"But it is to take five shillings from my pocket, that you should trump my ace. It is ridiculous that you should do that. If you do that, you shew you cannot play cards at all. It was my ace."

The rubber came to an end over this hand, and Dodo swiftly added up the score.

"Put it down, Nadine," she said. "We shall play to-morrow. We each of us owe eighty-two shillings."

The Prince adopted the more cumbrous system of adding up on his fingers, half-aloud, in German, but he agreed with the total.

"But I will be paid to-night," he said. "When I lose, I pay, when I am losed I am paid. And it should have been more. The Princess trumped my ace."

The entrance of a tray of refreshments luckily distracted his mind from this tragedy, and he rose.

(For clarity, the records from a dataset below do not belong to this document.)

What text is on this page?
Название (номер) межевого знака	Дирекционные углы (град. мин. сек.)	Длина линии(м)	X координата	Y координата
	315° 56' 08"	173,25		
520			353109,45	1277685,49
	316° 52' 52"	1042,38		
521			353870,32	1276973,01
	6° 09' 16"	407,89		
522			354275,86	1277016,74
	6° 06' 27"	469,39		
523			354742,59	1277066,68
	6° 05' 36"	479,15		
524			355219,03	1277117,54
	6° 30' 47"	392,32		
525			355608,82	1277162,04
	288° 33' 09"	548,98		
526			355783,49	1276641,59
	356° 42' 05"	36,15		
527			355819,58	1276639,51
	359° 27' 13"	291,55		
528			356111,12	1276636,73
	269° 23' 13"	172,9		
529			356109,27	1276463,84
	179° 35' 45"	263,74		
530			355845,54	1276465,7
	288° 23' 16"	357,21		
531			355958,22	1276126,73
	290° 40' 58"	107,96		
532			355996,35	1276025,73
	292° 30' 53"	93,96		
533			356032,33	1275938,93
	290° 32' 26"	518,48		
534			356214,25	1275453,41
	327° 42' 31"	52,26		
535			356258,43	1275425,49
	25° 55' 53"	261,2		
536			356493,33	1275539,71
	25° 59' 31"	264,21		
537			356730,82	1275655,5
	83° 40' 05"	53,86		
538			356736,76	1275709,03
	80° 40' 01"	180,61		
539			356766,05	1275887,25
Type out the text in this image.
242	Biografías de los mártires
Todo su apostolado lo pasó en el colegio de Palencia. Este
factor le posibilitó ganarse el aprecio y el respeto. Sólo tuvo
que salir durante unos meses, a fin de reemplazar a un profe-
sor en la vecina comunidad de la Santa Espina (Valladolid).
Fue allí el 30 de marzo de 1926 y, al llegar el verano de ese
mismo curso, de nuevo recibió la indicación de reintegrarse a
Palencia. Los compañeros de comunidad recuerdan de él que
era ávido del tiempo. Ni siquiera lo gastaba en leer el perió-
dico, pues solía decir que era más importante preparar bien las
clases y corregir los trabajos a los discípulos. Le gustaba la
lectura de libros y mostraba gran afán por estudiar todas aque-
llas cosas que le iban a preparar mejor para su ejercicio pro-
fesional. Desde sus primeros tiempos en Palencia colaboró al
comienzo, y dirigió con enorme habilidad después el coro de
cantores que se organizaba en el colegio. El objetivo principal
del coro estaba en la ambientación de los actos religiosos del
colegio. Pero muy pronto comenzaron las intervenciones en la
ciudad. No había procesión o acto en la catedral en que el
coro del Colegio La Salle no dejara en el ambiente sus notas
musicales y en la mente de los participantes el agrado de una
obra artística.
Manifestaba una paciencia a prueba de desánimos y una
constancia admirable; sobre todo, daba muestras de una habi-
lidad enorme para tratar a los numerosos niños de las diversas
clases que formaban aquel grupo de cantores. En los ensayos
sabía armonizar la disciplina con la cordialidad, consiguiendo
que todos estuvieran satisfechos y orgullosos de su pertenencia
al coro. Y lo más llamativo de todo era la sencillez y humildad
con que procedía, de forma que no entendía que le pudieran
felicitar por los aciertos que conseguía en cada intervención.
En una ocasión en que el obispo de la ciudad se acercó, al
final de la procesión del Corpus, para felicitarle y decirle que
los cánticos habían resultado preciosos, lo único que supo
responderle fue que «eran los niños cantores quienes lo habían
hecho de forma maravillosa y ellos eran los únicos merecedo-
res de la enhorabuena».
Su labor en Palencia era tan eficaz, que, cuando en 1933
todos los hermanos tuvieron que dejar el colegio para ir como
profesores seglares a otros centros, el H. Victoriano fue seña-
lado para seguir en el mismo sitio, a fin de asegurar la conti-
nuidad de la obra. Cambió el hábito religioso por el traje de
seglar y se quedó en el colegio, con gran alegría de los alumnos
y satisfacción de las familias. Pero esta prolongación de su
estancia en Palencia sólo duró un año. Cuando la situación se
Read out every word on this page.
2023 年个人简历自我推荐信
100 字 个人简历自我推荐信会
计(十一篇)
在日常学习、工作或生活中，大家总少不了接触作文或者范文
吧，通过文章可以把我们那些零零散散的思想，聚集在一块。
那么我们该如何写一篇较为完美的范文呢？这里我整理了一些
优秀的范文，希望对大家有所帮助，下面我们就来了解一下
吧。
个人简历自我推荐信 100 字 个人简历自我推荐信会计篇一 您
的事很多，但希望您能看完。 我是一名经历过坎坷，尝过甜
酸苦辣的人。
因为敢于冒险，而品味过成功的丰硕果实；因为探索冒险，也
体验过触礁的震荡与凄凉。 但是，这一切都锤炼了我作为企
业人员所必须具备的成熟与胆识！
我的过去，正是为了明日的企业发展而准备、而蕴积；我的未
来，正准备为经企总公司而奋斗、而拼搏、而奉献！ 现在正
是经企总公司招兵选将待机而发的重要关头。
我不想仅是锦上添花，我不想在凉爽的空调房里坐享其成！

"So I will eat," he said, "and then I will be paid eighty-two marks. I should be rich if every evening I won eighty-two marks. I should give the Princess more pin-money. But I will fly to eat, Lady Chesterford. That was your joke: that I shall tell Willie, but not about his music."

Dodo took the Princess up to her room, followed by her maid who carried a tray with some cold soup and strawberries on it.

"Such a pleasant evening, dear," she said. "Ah, there is some cold soup: so good, so nourishing. This year I think we shall stop in England till the review at Kiel, when we go with Willie. So glorious! The Cherman fleet so glorious, and the English fleet so glorious. What do you say, Marie? A little box? How did the little box come here? What does it say? Vane's patent soap-box."